An example of the discrepancy is a 2011 UN Humanitarian Fact Sheet on Area C, which estimates that there are 150,000 Palestinians and Beduin living in that area, while Minister Bennett’s proposal to apply Israeli sovereignty over Area C claims that there are roughly 50,000 Arabs living there.

We will never know the truth without a proper census.

Regavim, which is in favor of the application of sovereignty over Area C, is not opposed to construction benefiting Palestinians who lived in that area since 1993, as long as a proper census is conducted proving that the need has arisen as a result of natural growth, as opposed to illegal transfers of populations from areas A and B.

At the same we believe that it is only fair that if the government approves construction projects for Palestinians in Area C that it should also approve building for the Jewish residents of the area as well.
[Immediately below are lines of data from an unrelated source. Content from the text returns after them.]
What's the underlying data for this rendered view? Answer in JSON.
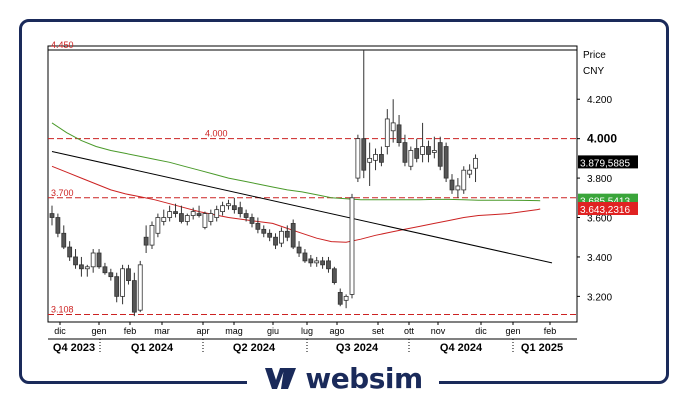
{
  "brand": {
    "name": "websim",
    "color": "#1a2a5a",
    "logo_icon": "websim-w-logo-icon"
  },
  "chart_data": {
    "type": "candlestick",
    "price_label": "Price",
    "currency_label": "CNY",
    "ylim": [
      3.07,
      4.47
    ],
    "yticks": [
      "3.200",
      "3.400",
      "3.600",
      "3.800",
      "4.000",
      "4.200"
    ],
    "ytick_values": [
      3.2,
      3.4,
      3.6,
      3.8,
      4.0,
      4.2
    ],
    "bold_tick": "4.000",
    "months": [
      "dic",
      "gen",
      "feb",
      "mar",
      "apr",
      "mag",
      "giu",
      "lug",
      "ago",
      "set",
      "ott",
      "nov",
      "dic",
      "gen",
      "feb"
    ],
    "quarters": [
      "Q4 2023",
      "Q1 2024",
      "Q2 2024",
      "Q3 2024",
      "Q4 2024",
      "Q1 2025"
    ],
    "horizontal_levels": [
      {
        "label": "4.450",
        "value": 4.45,
        "color": "#000000",
        "style": "solid"
      },
      {
        "label": "4.000",
        "value": 4.0,
        "color": "#cc2222",
        "style": "dashed"
      },
      {
        "label": "3.700",
        "value": 3.7,
        "color": "#cc2222",
        "style": "dashed"
      },
      {
        "label": "3.108",
        "value": 3.108,
        "color": "#cc2222",
        "style": "dashed"
      }
    ],
    "price_tags": [
      {
        "label": "3.879,5885",
        "value": 3.8796,
        "bg": "#000000",
        "fg": "#ffffff"
      },
      {
        "label": "3.685,5413",
        "value": 3.6855,
        "bg": "#3aa53a",
        "fg": "#ffffff"
      },
      {
        "label": "3.643,2316",
        "value": 3.6432,
        "bg": "#e02222",
        "fg": "#ffffff"
      }
    ],
    "series": [
      {
        "name": "green moving average",
        "color": "#4a9a2a",
        "x": [
          0,
          5,
          10,
          15,
          20,
          25,
          30,
          35,
          40,
          45,
          50,
          55,
          60,
          65,
          70,
          75,
          80,
          85,
          90,
          95,
          100,
          105,
          110,
          115,
          120,
          125,
          130,
          135,
          140,
          145,
          150,
          155,
          160,
          165,
          166
        ],
        "y": [
          4.08,
          4.03,
          3.99,
          3.96,
          3.94,
          3.925,
          3.91,
          3.895,
          3.88,
          3.86,
          3.84,
          3.82,
          3.8,
          3.785,
          3.77,
          3.755,
          3.74,
          3.73,
          3.715,
          3.7,
          3.695,
          3.69,
          3.69,
          3.69,
          3.69,
          3.69,
          3.692,
          3.692,
          3.69,
          3.688,
          3.688,
          3.688,
          3.687,
          3.686,
          3.6855
        ]
      },
      {
        "name": "red moving average",
        "color": "#cc2222",
        "x": [
          0,
          5,
          10,
          15,
          20,
          25,
          30,
          35,
          40,
          45,
          50,
          55,
          60,
          65,
          70,
          75,
          80,
          85,
          90,
          95,
          100,
          105,
          110,
          115,
          120,
          125,
          130,
          135,
          140,
          145,
          150,
          155,
          160,
          165,
          166
        ],
        "y": [
          3.86,
          3.83,
          3.8,
          3.77,
          3.74,
          3.72,
          3.705,
          3.69,
          3.67,
          3.65,
          3.63,
          3.615,
          3.6,
          3.59,
          3.58,
          3.57,
          3.545,
          3.52,
          3.495,
          3.478,
          3.475,
          3.49,
          3.51,
          3.525,
          3.54,
          3.555,
          3.57,
          3.585,
          3.6,
          3.61,
          3.615,
          3.62,
          3.63,
          3.64,
          3.643
        ]
      },
      {
        "name": "trend line",
        "color": "#000000",
        "x": [
          0,
          170
        ],
        "y": [
          3.935,
          3.37
        ]
      }
    ],
    "candles": [
      {
        "x": 0,
        "o": 3.62,
        "h": 3.66,
        "l": 3.56,
        "c": 3.6
      },
      {
        "x": 2,
        "o": 3.6,
        "h": 3.62,
        "l": 3.5,
        "c": 3.52
      },
      {
        "x": 4,
        "o": 3.52,
        "h": 3.56,
        "l": 3.44,
        "c": 3.45
      },
      {
        "x": 6,
        "o": 3.45,
        "h": 3.48,
        "l": 3.38,
        "c": 3.4
      },
      {
        "x": 8,
        "o": 3.4,
        "h": 3.44,
        "l": 3.34,
        "c": 3.36
      },
      {
        "x": 10,
        "o": 3.36,
        "h": 3.4,
        "l": 3.3,
        "c": 3.34
      },
      {
        "x": 12,
        "o": 3.34,
        "h": 3.36,
        "l": 3.3,
        "c": 3.35
      },
      {
        "x": 14,
        "o": 3.35,
        "h": 3.44,
        "l": 3.32,
        "c": 3.42
      },
      {
        "x": 16,
        "o": 3.42,
        "h": 3.44,
        "l": 3.34,
        "c": 3.35
      },
      {
        "x": 18,
        "o": 3.35,
        "h": 3.37,
        "l": 3.31,
        "c": 3.32
      },
      {
        "x": 20,
        "o": 3.32,
        "h": 3.34,
        "l": 3.28,
        "c": 3.3
      },
      {
        "x": 22,
        "o": 3.3,
        "h": 3.32,
        "l": 3.17,
        "c": 3.2
      },
      {
        "x": 24,
        "o": 3.2,
        "h": 3.36,
        "l": 3.16,
        "c": 3.34
      },
      {
        "x": 26,
        "o": 3.34,
        "h": 3.36,
        "l": 3.26,
        "c": 3.28
      },
      {
        "x": 28,
        "o": 3.28,
        "h": 3.32,
        "l": 3.1,
        "c": 3.12
      },
      {
        "x": 30,
        "o": 3.13,
        "h": 3.38,
        "l": 3.12,
        "c": 3.36
      },
      {
        "x": 32,
        "o": 3.5,
        "h": 3.56,
        "l": 3.42,
        "c": 3.46
      },
      {
        "x": 34,
        "o": 3.46,
        "h": 3.58,
        "l": 3.44,
        "c": 3.56
      },
      {
        "x": 36,
        "o": 3.52,
        "h": 3.62,
        "l": 3.5,
        "c": 3.6
      },
      {
        "x": 38,
        "o": 3.58,
        "h": 3.64,
        "l": 3.56,
        "c": 3.6
      },
      {
        "x": 40,
        "o": 3.6,
        "h": 3.66,
        "l": 3.58,
        "c": 3.63
      },
      {
        "x": 42,
        "o": 3.63,
        "h": 3.67,
        "l": 3.6,
        "c": 3.62
      },
      {
        "x": 44,
        "o": 3.62,
        "h": 3.66,
        "l": 3.57,
        "c": 3.58
      },
      {
        "x": 46,
        "o": 3.58,
        "h": 3.62,
        "l": 3.56,
        "c": 3.61
      },
      {
        "x": 48,
        "o": 3.61,
        "h": 3.65,
        "l": 3.59,
        "c": 3.63
      },
      {
        "x": 50,
        "o": 3.62,
        "h": 3.66,
        "l": 3.6,
        "c": 3.61
      },
      {
        "x": 52,
        "o": 3.55,
        "h": 3.63,
        "l": 3.54,
        "c": 3.62
      },
      {
        "x": 54,
        "o": 3.58,
        "h": 3.64,
        "l": 3.56,
        "c": 3.62
      },
      {
        "x": 56,
        "o": 3.6,
        "h": 3.66,
        "l": 3.58,
        "c": 3.64
      },
      {
        "x": 58,
        "o": 3.63,
        "h": 3.68,
        "l": 3.61,
        "c": 3.66
      },
      {
        "x": 60,
        "o": 3.66,
        "h": 3.69,
        "l": 3.64,
        "c": 3.67
      },
      {
        "x": 62,
        "o": 3.66,
        "h": 3.7,
        "l": 3.62,
        "c": 3.64
      },
      {
        "x": 64,
        "o": 3.65,
        "h": 3.68,
        "l": 3.6,
        "c": 3.62
      },
      {
        "x": 66,
        "o": 3.62,
        "h": 3.64,
        "l": 3.58,
        "c": 3.6
      },
      {
        "x": 68,
        "o": 3.6,
        "h": 3.62,
        "l": 3.55,
        "c": 3.57
      },
      {
        "x": 70,
        "o": 3.57,
        "h": 3.6,
        "l": 3.52,
        "c": 3.54
      },
      {
        "x": 72,
        "o": 3.54,
        "h": 3.56,
        "l": 3.5,
        "c": 3.52
      },
      {
        "x": 74,
        "o": 3.52,
        "h": 3.54,
        "l": 3.48,
        "c": 3.5
      },
      {
        "x": 76,
        "o": 3.5,
        "h": 3.52,
        "l": 3.44,
        "c": 3.46
      },
      {
        "x": 78,
        "o": 3.47,
        "h": 3.55,
        "l": 3.45,
        "c": 3.53
      },
      {
        "x": 80,
        "o": 3.53,
        "h": 3.56,
        "l": 3.48,
        "c": 3.5
      },
      {
        "x": 82,
        "o": 3.57,
        "h": 3.59,
        "l": 3.44,
        "c": 3.45
      },
      {
        "x": 84,
        "o": 3.45,
        "h": 3.48,
        "l": 3.4,
        "c": 3.42
      },
      {
        "x": 86,
        "o": 3.42,
        "h": 3.44,
        "l": 3.37,
        "c": 3.38
      },
      {
        "x": 88,
        "o": 3.39,
        "h": 3.41,
        "l": 3.35,
        "c": 3.37
      },
      {
        "x": 90,
        "o": 3.37,
        "h": 3.4,
        "l": 3.35,
        "c": 3.38
      },
      {
        "x": 92,
        "o": 3.38,
        "h": 3.4,
        "l": 3.34,
        "c": 3.36
      },
      {
        "x": 94,
        "o": 3.38,
        "h": 3.4,
        "l": 3.32,
        "c": 3.34
      },
      {
        "x": 96,
        "o": 3.34,
        "h": 3.35,
        "l": 3.26,
        "c": 3.27
      },
      {
        "x": 98,
        "o": 3.22,
        "h": 3.24,
        "l": 3.15,
        "c": 3.16
      },
      {
        "x": 100,
        "o": 3.18,
        "h": 3.21,
        "l": 3.14,
        "c": 3.2
      },
      {
        "x": 102,
        "o": 3.21,
        "h": 3.72,
        "l": 3.19,
        "c": 3.7
      },
      {
        "x": 104,
        "o": 3.8,
        "h": 4.02,
        "l": 3.78,
        "c": 4.0
      },
      {
        "x": 106,
        "o": 4.0,
        "h": 4.45,
        "l": 3.8,
        "c": 3.84
      },
      {
        "x": 108,
        "o": 3.88,
        "h": 3.98,
        "l": 3.76,
        "c": 3.9
      },
      {
        "x": 110,
        "o": 3.89,
        "h": 3.95,
        "l": 3.84,
        "c": 3.92
      },
      {
        "x": 112,
        "o": 3.92,
        "h": 3.96,
        "l": 3.86,
        "c": 3.88
      },
      {
        "x": 114,
        "o": 3.96,
        "h": 4.15,
        "l": 3.92,
        "c": 4.1
      },
      {
        "x": 116,
        "o": 4.04,
        "h": 4.2,
        "l": 3.98,
        "c": 4.08
      },
      {
        "x": 118,
        "o": 4.07,
        "h": 4.12,
        "l": 3.96,
        "c": 3.98
      },
      {
        "x": 120,
        "o": 3.98,
        "h": 4.02,
        "l": 3.86,
        "c": 3.88
      },
      {
        "x": 122,
        "o": 3.86,
        "h": 3.96,
        "l": 3.84,
        "c": 3.94
      },
      {
        "x": 124,
        "o": 3.95,
        "h": 4.0,
        "l": 3.88,
        "c": 3.9
      },
      {
        "x": 126,
        "o": 3.92,
        "h": 4.08,
        "l": 3.88,
        "c": 3.96
      },
      {
        "x": 128,
        "o": 3.96,
        "h": 3.99,
        "l": 3.88,
        "c": 3.92
      },
      {
        "x": 130,
        "o": 3.93,
        "h": 4.01,
        "l": 3.9,
        "c": 3.94
      },
      {
        "x": 132,
        "o": 3.98,
        "h": 4.01,
        "l": 3.84,
        "c": 3.86
      },
      {
        "x": 134,
        "o": 3.96,
        "h": 3.98,
        "l": 3.78,
        "c": 3.8
      },
      {
        "x": 136,
        "o": 3.79,
        "h": 3.82,
        "l": 3.72,
        "c": 3.74
      },
      {
        "x": 138,
        "o": 3.74,
        "h": 3.8,
        "l": 3.7,
        "c": 3.76
      },
      {
        "x": 140,
        "o": 3.74,
        "h": 3.86,
        "l": 3.72,
        "c": 3.84
      },
      {
        "x": 142,
        "o": 3.82,
        "h": 3.87,
        "l": 3.8,
        "c": 3.84
      },
      {
        "x": 144,
        "o": 3.85,
        "h": 3.92,
        "l": 3.78,
        "c": 3.9
      }
    ],
    "grid": false,
    "legend": "none"
  }
}
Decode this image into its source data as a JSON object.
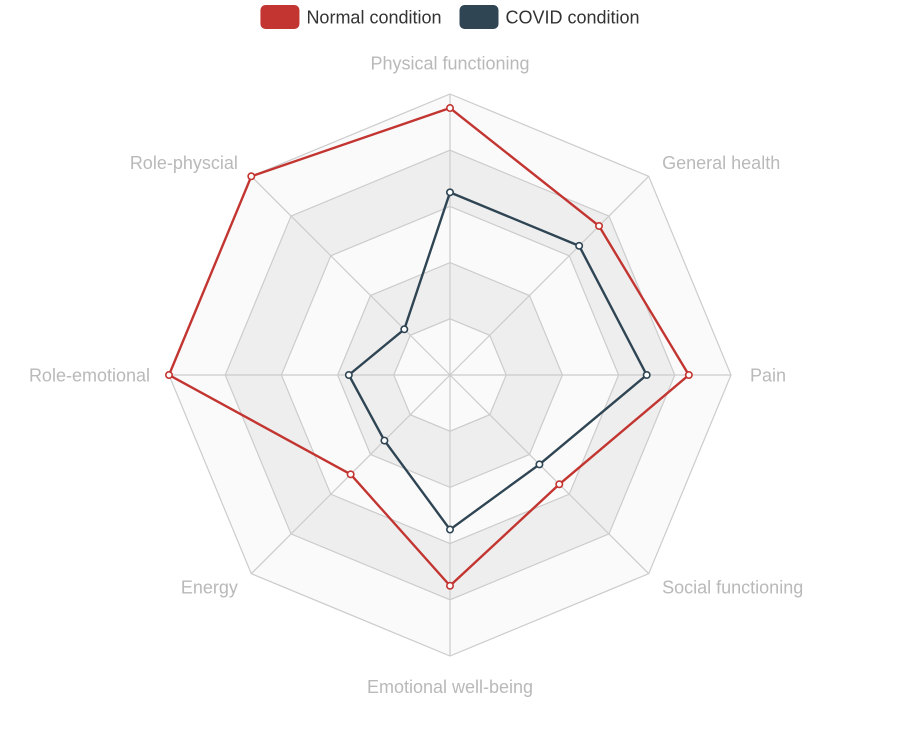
{
  "chart_data": {
    "type": "radar",
    "indicators": [
      "Physical functioning",
      "General health",
      "Pain",
      "Social functioning",
      "Emotional well-being",
      "Energy",
      "Role-emotional",
      "Role-physcial"
    ],
    "max": 100,
    "split_number": 5,
    "series": [
      {
        "name": "Normal condition",
        "color": "#c23531",
        "values": [
          95,
          75,
          85,
          55,
          75,
          50,
          100,
          100
        ]
      },
      {
        "name": "COVID condition",
        "color": "#2f4554",
        "values": [
          65,
          65,
          70,
          45,
          55,
          33,
          36,
          23
        ]
      }
    ],
    "split_area_colors": [
      "#fafafa",
      "#eeeeee"
    ],
    "grid_color": "#cccccc",
    "legend_position": "top-center"
  }
}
When Regavim found out, just minutes before the cabinet meeting, that the prime minister would introduce his proposal, we immediately contacted our friends in the Knesset demanding that our conditions (mentioned above) be included as part of the motion. However, it was too late, and the gesture was approved without our addendum.

Since then, Regavim sent a letter to the prime minster and all other government ministers explaining why conducting a census is necessary before the government goes forward allowing building in Area C.

It is crucial to note that immediately following the release of the Fayyad Plan, the Jerusalem Center for Public Affairs’ (JCPA) Pinhas Inbari published a comprehensive article explaining the dangers of the plan and the need for Israel to maintain its “defensible borders” by continuing to exert control over Area C, especially in the Jordan Valley and the mountain tops overlooking Israel’s coastal plain.

That is precisely why Israel must count before it builds. We cannot risk making goodwill gestures, which might create a de-facto Palestinian state in Area C and jeopardize the security of the entire country.

The author is the international director for Regavim, a think-tank dedicated to researching land issues throughout Israel.